A tal proposito, possiamo considerare quello che è accaduto contro il Milan. Un pressing asfissiante che denota la grande organizzazione del collettivo. Castillejo è costretto a buttare via il pallone, non avendo compagni vicino a permettergli un’uscita pulita. Amrabat lo raccoglie. Intorno a sé, ha l’imbarazzo della scelta. Tuttavia, anziché gestire la sfera e distribuirla facilmente per Miguel Veloso (alla sua destra), decide di premiare il taglio perfetto di Faraoni, che, a sua volta, sa che alle sue spalle lo stesso movimento lo ha effettuato anche Pessina, e gli cede il pallone. L’azione si concluderà con Zaccagni che non riuscirà a segnare per via del palo colpito.

Milan - Hellas Verona

Il dato che, fino ad ora, penalizza un Verona molto attento e molto abile nell’applicazione tattica nei vari momenti della partita, è relativo alle reti fatte. Solo 26, a sottolineare, quindi, la sterilità offensiva. Anche contro la Lazio, le occasioni create dalla formazione gialloblu sono state tante (10). Nessuna ha sbloccato il risultato. La più clamorosa avuta all’84’. Anticipo netto di Kumbulla su Parolo e ripartenza veloce letta benissimo da Miguel Veloso, il quale sceglie di passare a Zaccagni perché si avventuri in campo aperto, senza essere disturbato dai giocatori avversari. Intanto, sul lato opposto, Borini era già scattato e sarà lui a capitalizzare il tutto, trovando però la risposta pronta di Strakosha.
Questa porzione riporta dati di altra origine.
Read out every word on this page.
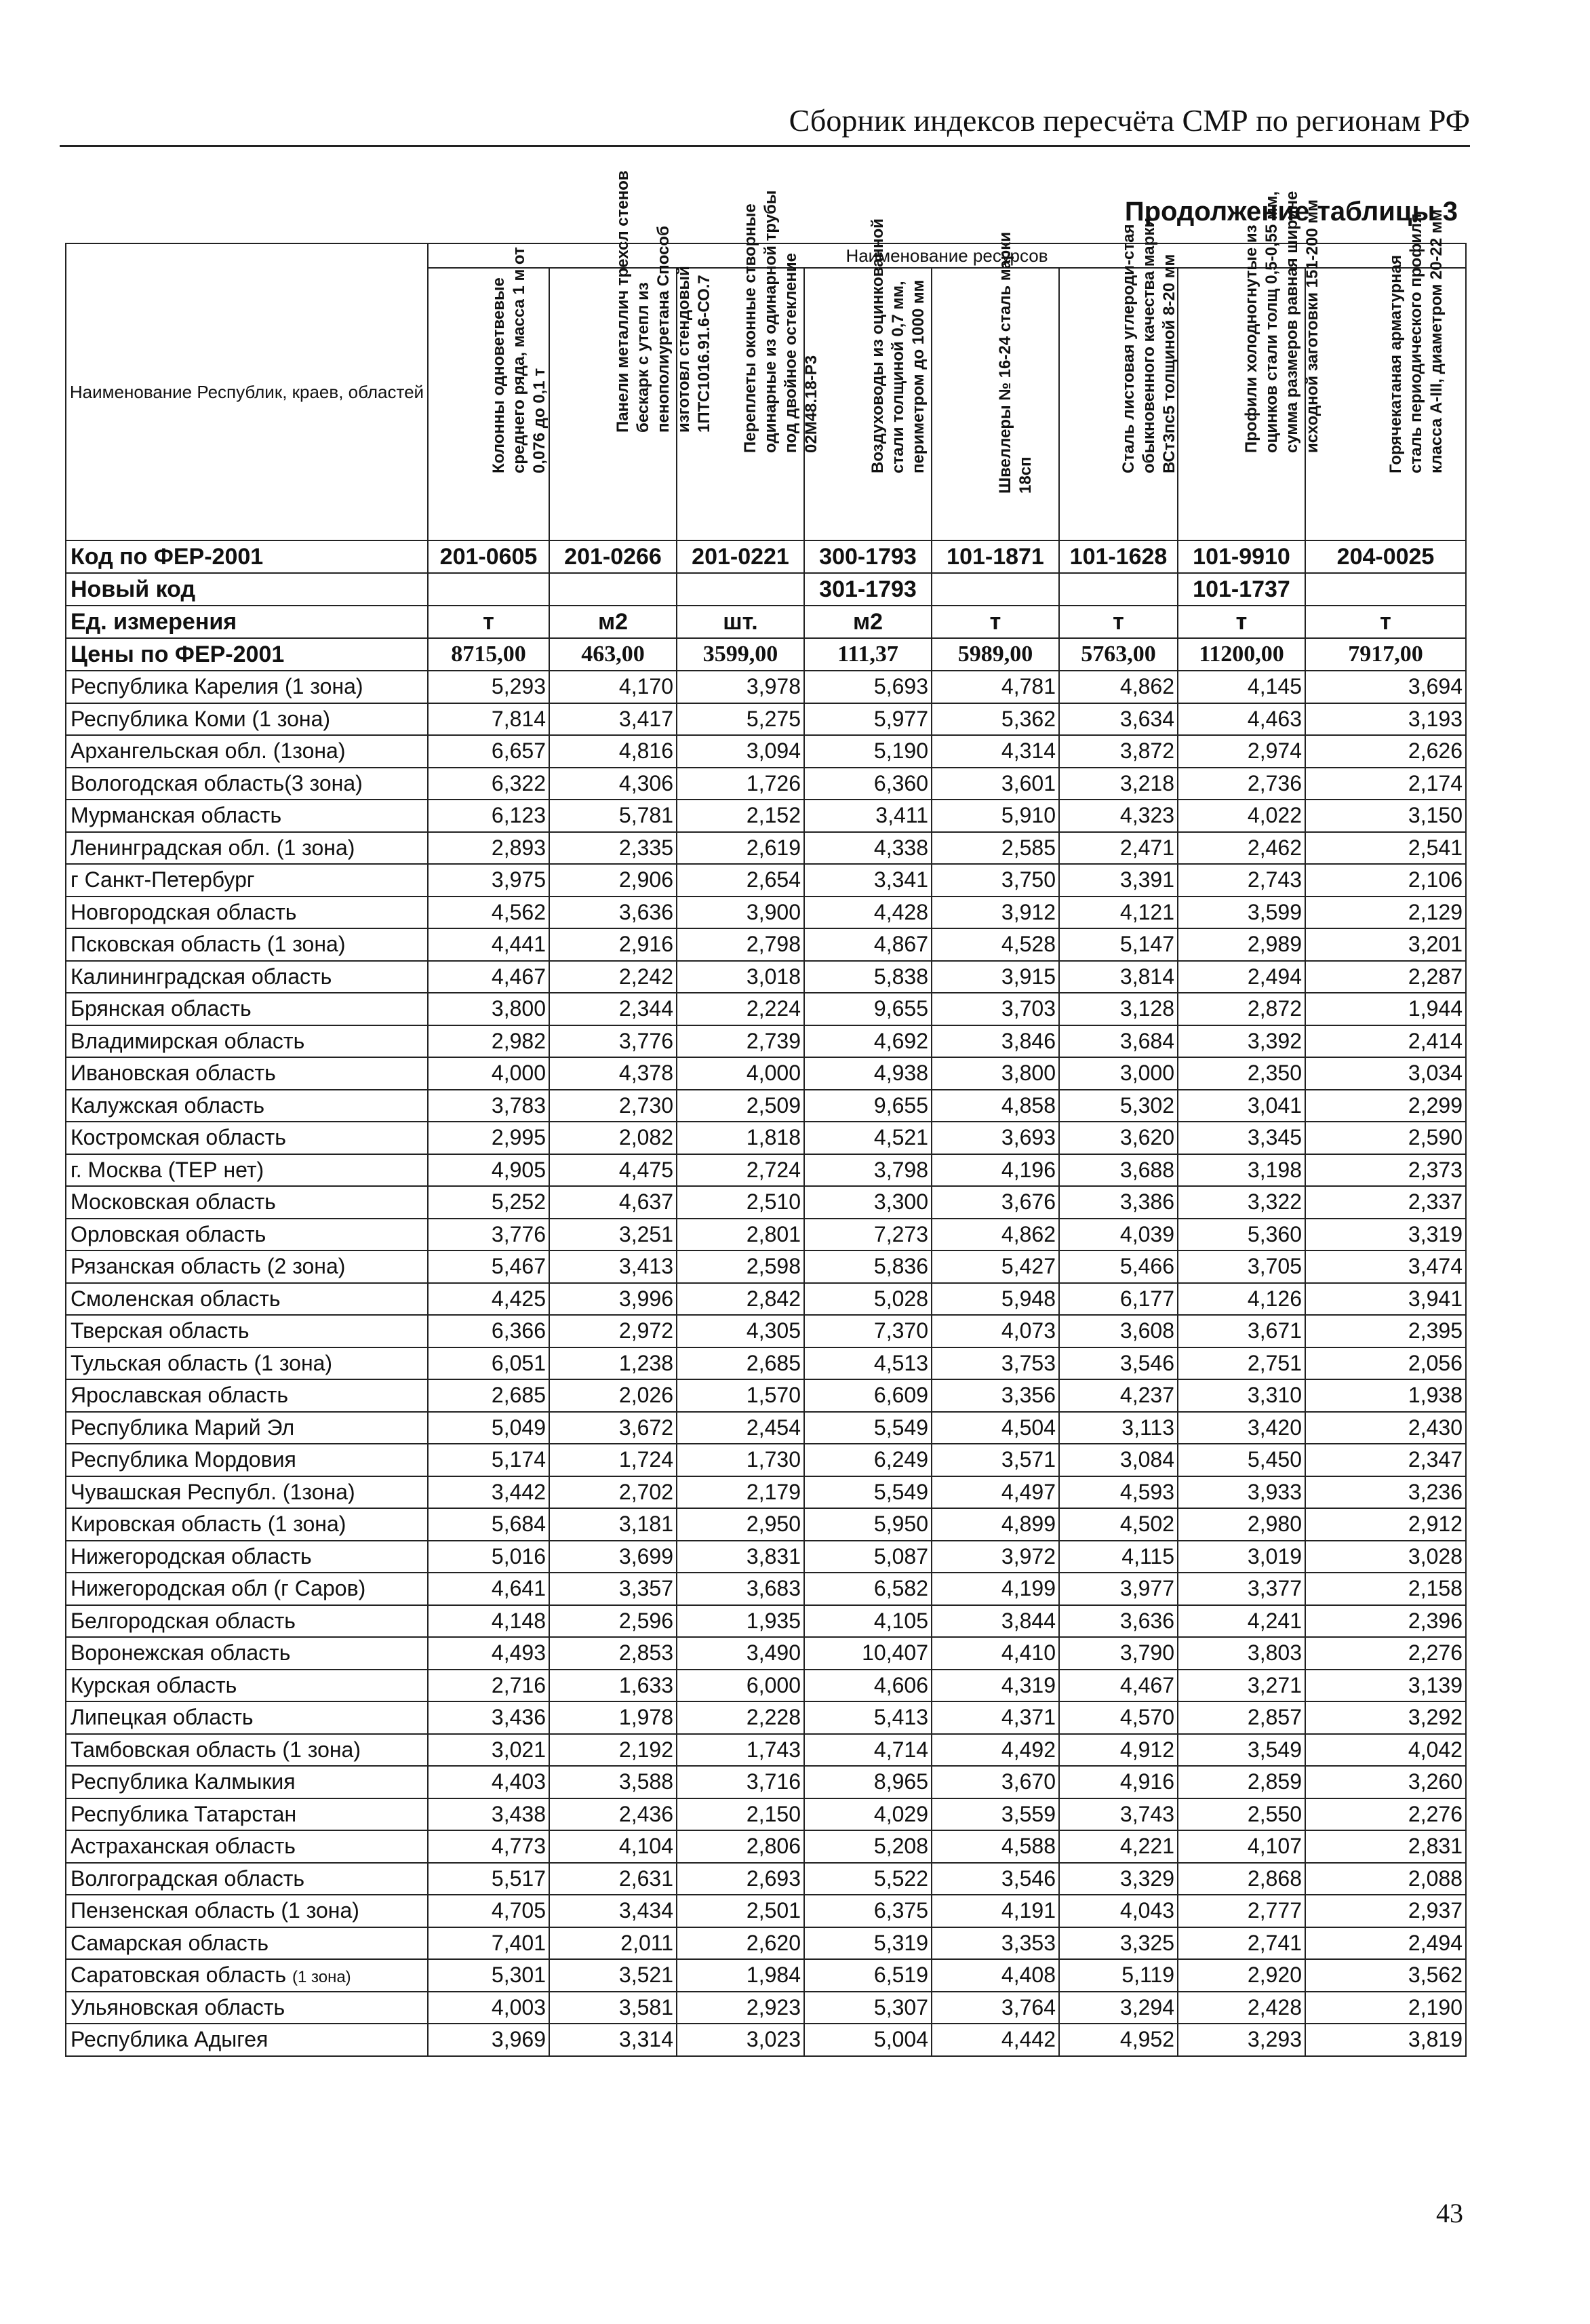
Сборник индексов пересчёта СМР по регионам РФ
Продолжение таблицы 3
Наименование Республик, краев, областей	Наименование ресурсов							

	Колонны одноветвевые среднего ряда, масса 1 м от 0,076 до 0,1 т	Панели металлич трехсл стенов бескарк с утепл из пенополиуретана Способ изготовл стендовый 1ПТС1016.91.6-СО.7	Переплеты оконные створные одинарные из одинарной трубы под двойное остекление 02М48.18-Р3	Воздуховоды из оцинкованной стали толщиной 0,7 мм, периметром до 1000 мм	Швеллеры № 16-24 сталь марки 18сп	Сталь листовая углероди-стая обыкновенного качества марки ВСт3пс5 толщиной 8-20 мм	Профили холодногнутые из оцинков стали толщ 0,5-0,55 мм, сумма размеров равная ширине исходной заготовки 151-200 мм	Горячекатаная арматурная сталь периодического профиля класса А-III, диаметром 20-22 мм

Код по ФЕР-2001	201-0605	201-0266	201-0221	300-1793	101-1871	101-1628	101-9910	204-0025
Новый код				301-1793			101-1737	
Ед. измерения	т	м2	шт.	м2	т	т	т	т
Цены по ФЕР-2001	8715,00	463,00	3599,00	111,37	5989,00	5763,00	11200,00	7917,00
Республика Карелия (1 зона)	5,293	4,170	3,978	5,693	4,781	4,862	4,145	3,694
Республика Коми (1 зона)	7,814	3,417	5,275	5,977	5,362	3,634	4,463	3,193
Архангельская обл. (1зона)	6,657	4,816	3,094	5,190	4,314	3,872	2,974	2,626
Вологодская область(3 зона)	6,322	4,306	1,726	6,360	3,601	3,218	2,736	2,174
Мурманская область	6,123	5,781	2,152	3,411	5,910	4,323	4,022	3,150
Ленинградская обл. (1 зона)	2,893	2,335	2,619	4,338	2,585	2,471	2,462	2,541
г Санкт-Петербург	3,975	2,906	2,654	3,341	3,750	3,391	2,743	2,106
Новгородская область	4,562	3,636	3,900	4,428	3,912	4,121	3,599	2,129
Псковская область (1 зона)	4,441	2,916	2,798	4,867	4,528	5,147	2,989	3,201
Калининградская область	4,467	2,242	3,018	5,838	3,915	3,814	2,494	2,287
Брянская область	3,800	2,344	2,224	9,655	3,703	3,128	2,872	1,944
Владимирская область	2,982	3,776	2,739	4,692	3,846	3,684	3,392	2,414
Ивановская область	4,000	4,378	4,000	4,938	3,800	3,000	2,350	3,034
Калужская область	3,783	2,730	2,509	9,655	4,858	5,302	3,041	2,299
Костромская область	2,995	2,082	1,818	4,521	3,693	3,620	3,345	2,590
г. Москва (ТЕР нет)	4,905	4,475	2,724	3,798	4,196	3,688	3,198	2,373
Московская область	5,252	4,637	2,510	3,300	3,676	3,386	3,322	2,337
Орловская область	3,776	3,251	2,801	7,273	4,862	4,039	5,360	3,319
Рязанская область (2 зона)	5,467	3,413	2,598	5,836	5,427	5,466	3,705	3,474
Смоленская область	4,425	3,996	2,842	5,028	5,948	6,177	4,126	3,941
Тверская область	6,366	2,972	4,305	7,370	4,073	3,608	3,671	2,395
Тульская область (1 зона)	6,051	1,238	2,685	4,513	3,753	3,546	2,751	2,056
Ярославская область	2,685	2,026	1,570	6,609	3,356	4,237	3,310	1,938
Республика Марий Эл	5,049	3,672	2,454	5,549	4,504	3,113	3,420	2,430
Республика Мордовия	5,174	1,724	1,730	6,249	3,571	3,084	5,450	2,347
Чувашская Республ. (1зона)	3,442	2,702	2,179	5,549	4,497	4,593	3,933	3,236
Кировская область (1 зона)	5,684	3,181	2,950	5,950	4,899	4,502	2,980	2,912
Нижегородская область	5,016	3,699	3,831	5,087	3,972	4,115	3,019	3,028
Нижегородская обл (г Саров)	4,641	3,357	3,683	6,582	4,199	3,977	3,377	2,158
Белгородская область	4,148	2,596	1,935	4,105	3,844	3,636	4,241	2,396
Воронежская область	4,493	2,853	3,490	10,407	4,410	3,790	3,803	2,276
Курская область	2,716	1,633	6,000	4,606	4,319	4,467	3,271	3,139
Липецкая область	3,436	1,978	2,228	5,413	4,371	4,570	2,857	3,292
Тамбовская область (1 зона)	3,021	2,192	1,743	4,714	4,492	4,912	3,549	4,042
Республика Калмыкия	4,403	3,588	3,716	8,965	3,670	4,916	2,859	3,260
Республика Татарстан	3,438	2,436	2,150	4,029	3,559	3,743	2,550	2,276
Астраханская область	4,773	4,104	2,806	5,208	4,588	4,221	4,107	2,831
Волгоградская область	5,517	2,631	2,693	5,522	3,546	3,329	2,868	2,088
Пензенская область (1 зона)	4,705	3,434	2,501	6,375	4,191	4,043	2,777	2,937
Самарская область	7,401	2,011	2,620	5,319	3,353	3,325	2,741	2,494
Саратовская область (1 зона)	5,301	3,521	1,984	6,519	4,408	5,119	2,920	3,562
Ульяновская область	4,003	3,581	2,923	5,307	3,764	3,294	2,428	2,190
Республика Адыгея	3,969	3,314	3,023	5,004	4,442	4,952	3,293	3,819
43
Gioco rapido, orgoglio, sacrificio, ritmi alti e una minuziosa cura tattica che ha messo in difficoltà anche l’Atalanta di Gian Piero Gasperini (il ribaltone avvenne solo allo scadere). Domani, per resistere alla Juventus, ci sarà bisogno di tutto questo. Per adesso, Juric si gode il momento positivo dei suoi ragazzi. Che sia riscatto o rivalsa, non lo sappiamo. Di sicuro, il lavoro portato avanti dall’allenatore è la conseguenza logica del risultato attuale, ampiamente meritato.